With many occupiers often more focused on emissions from other aspects of their businesses, such as manufacturing or supply chains, the contribution that buildings make to the aggregate 37% global emissions from real estate can be underestimated.
If better alignment between owners and occupiers is not prioritised, it has the potential to increase total emissions from the built environment over the medium to long-term as real estate decisions are often medium to long-term commitments.
The report states that a fundamental questioning of many current working practices and structures is required, as is a deeper understanding from both sides on how decarbonisation is being approached by each party.
“At the start of the C Change programme two years ago, the issue of collaboration between occupiers and landlords in decarbonising buildings was identified as one of the key bottlenecks to progress,” said van Doorn. “This report provides an important roadmap to improve this situation, outlining many of the critical barriers and hindrances, and contributing important recommendations to improve the situation and accelerate progress.”

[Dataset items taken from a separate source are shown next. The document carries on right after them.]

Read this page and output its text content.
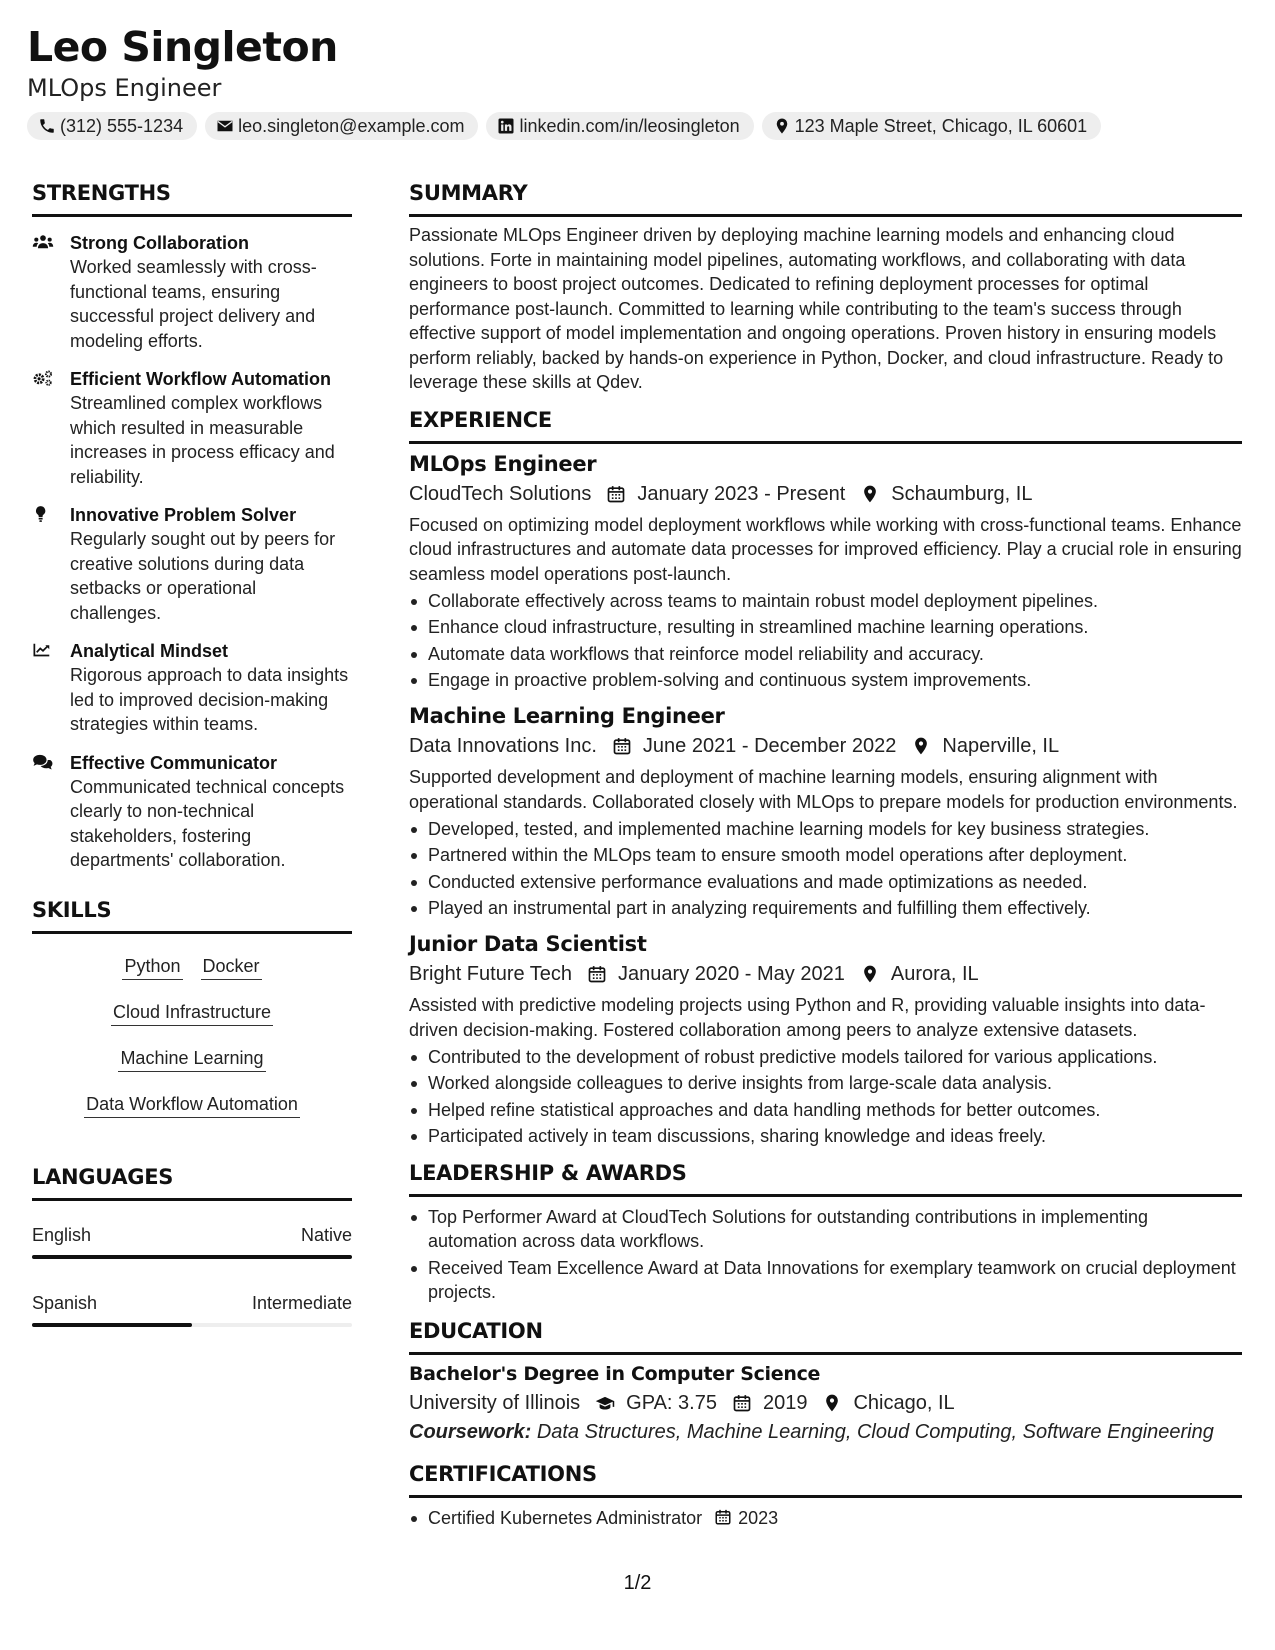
Leo Singleton
MLOps Engineer
(312) 555-1234	leo.singleton@example.com	linkedin.com/in/leosingleton	123 Maple Street, Chicago, IL 60601
STRENGTHS
Strong Collaboration
Worked seamlessly with cross-functional teams, ensuring successful project delivery and modeling efforts.
Efficient Workflow Automation
Streamlined complex workflows which resulted in measurable increases in process efficacy and reliability.
Innovative Problem Solver
Regularly sought out by peers for creative solutions during data setbacks or operational challenges.
Analytical Mindset
Rigorous approach to data insights led to improved decision-making strategies within teams.
Effective Communicator
Communicated technical concepts clearly to non-technical stakeholders, fostering departments' collaboration.
SKILLS
Python Docker
Cloud Infrastructure
Machine Learning
Data Workflow Automation
LANGUAGES
English	Native
Spanish	Intermediate
SUMMARY
Passionate MLOps Engineer driven by deploying machine learning models and enhancing cloud solutions. Forte in maintaining model pipelines, automating workflows, and collaborating with data engineers to boost project outcomes. Dedicated to refining deployment processes for optimal performance post-launch. Committed to learning while contributing to the team's success through effective support of model implementation and ongoing operations. Proven history in ensuring models perform reliably, backed by hands-on experience in Python, Docker, and cloud infrastructure. Ready to leverage these skills at Qdev.
EXPERIENCE
MLOps Engineer
CloudTech Solutions January 2023 - Present Schaumburg, IL
Focused on optimizing model deployment workflows while working with cross-functional teams. Enhance cloud infrastructures and automate data processes for improved efficiency. Play a crucial role in ensuring seamless model operations post-launch.
Collaborate effectively across teams to maintain robust model deployment pipelines.
Enhance cloud infrastructure, resulting in streamlined machine learning operations.
Automate data workflows that reinforce model reliability and accuracy.
Engage in proactive problem-solving and continuous system improvements.
Machine Learning Engineer
Data Innovations Inc. June 2021 - December 2022 Naperville, IL
Supported development and deployment of machine learning models, ensuring alignment with operational standards. Collaborated closely with MLOps to prepare models for production environments.
Developed, tested, and implemented machine learning models for key business strategies.
Partnered within the MLOps team to ensure smooth model operations after deployment.
Conducted extensive performance evaluations and made optimizations as needed.
Played an instrumental part in analyzing requirements and fulfilling them effectively.
Junior Data Scientist
Bright Future Tech January 2020 - May 2021 Aurora, IL
Assisted with predictive modeling projects using Python and R, providing valuable insights into data-driven decision-making. Fostered collaboration among peers to analyze extensive datasets.
Contributed to the development of robust predictive models tailored for various applications.
Worked alongside colleagues to derive insights from large-scale data analysis.
Helped refine statistical approaches and data handling methods for better outcomes.
Participated actively in team discussions, sharing knowledge and ideas freely.
LEADERSHIP & AWARDS
Top Performer Award at CloudTech Solutions for outstanding contributions in implementing automation across data workflows.
Received Team Excellence Award at Data Innovations for exemplary teamwork on crucial deployment projects.
EDUCATION
Bachelor's Degree in Computer Science
University of Illinois GPA: 3.75 2019 Chicago, IL
Coursework: Data Structures, Machine Learning, Cloud Computing, Software Engineering
CERTIFICATIONS
Certified Kubernetes Administrator 2023
1/2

The new research is based on interviews with heads of real estate for multi-national organisations responsible for large occupational real estate portfolios and represents a wide range of industry sectors including banking and finance, education, engineering, law, logistics and distribution, media, manufacturing, retail, and technology.
Going forward, the report argues for more standardised practices including in the approach to due diligence for occupiers seeking space, and for ESG considerations to be included as standard in heads of terms with minimum requirements considered as “non-negotiable”, recognising that such changes will require education and industry wide commitment.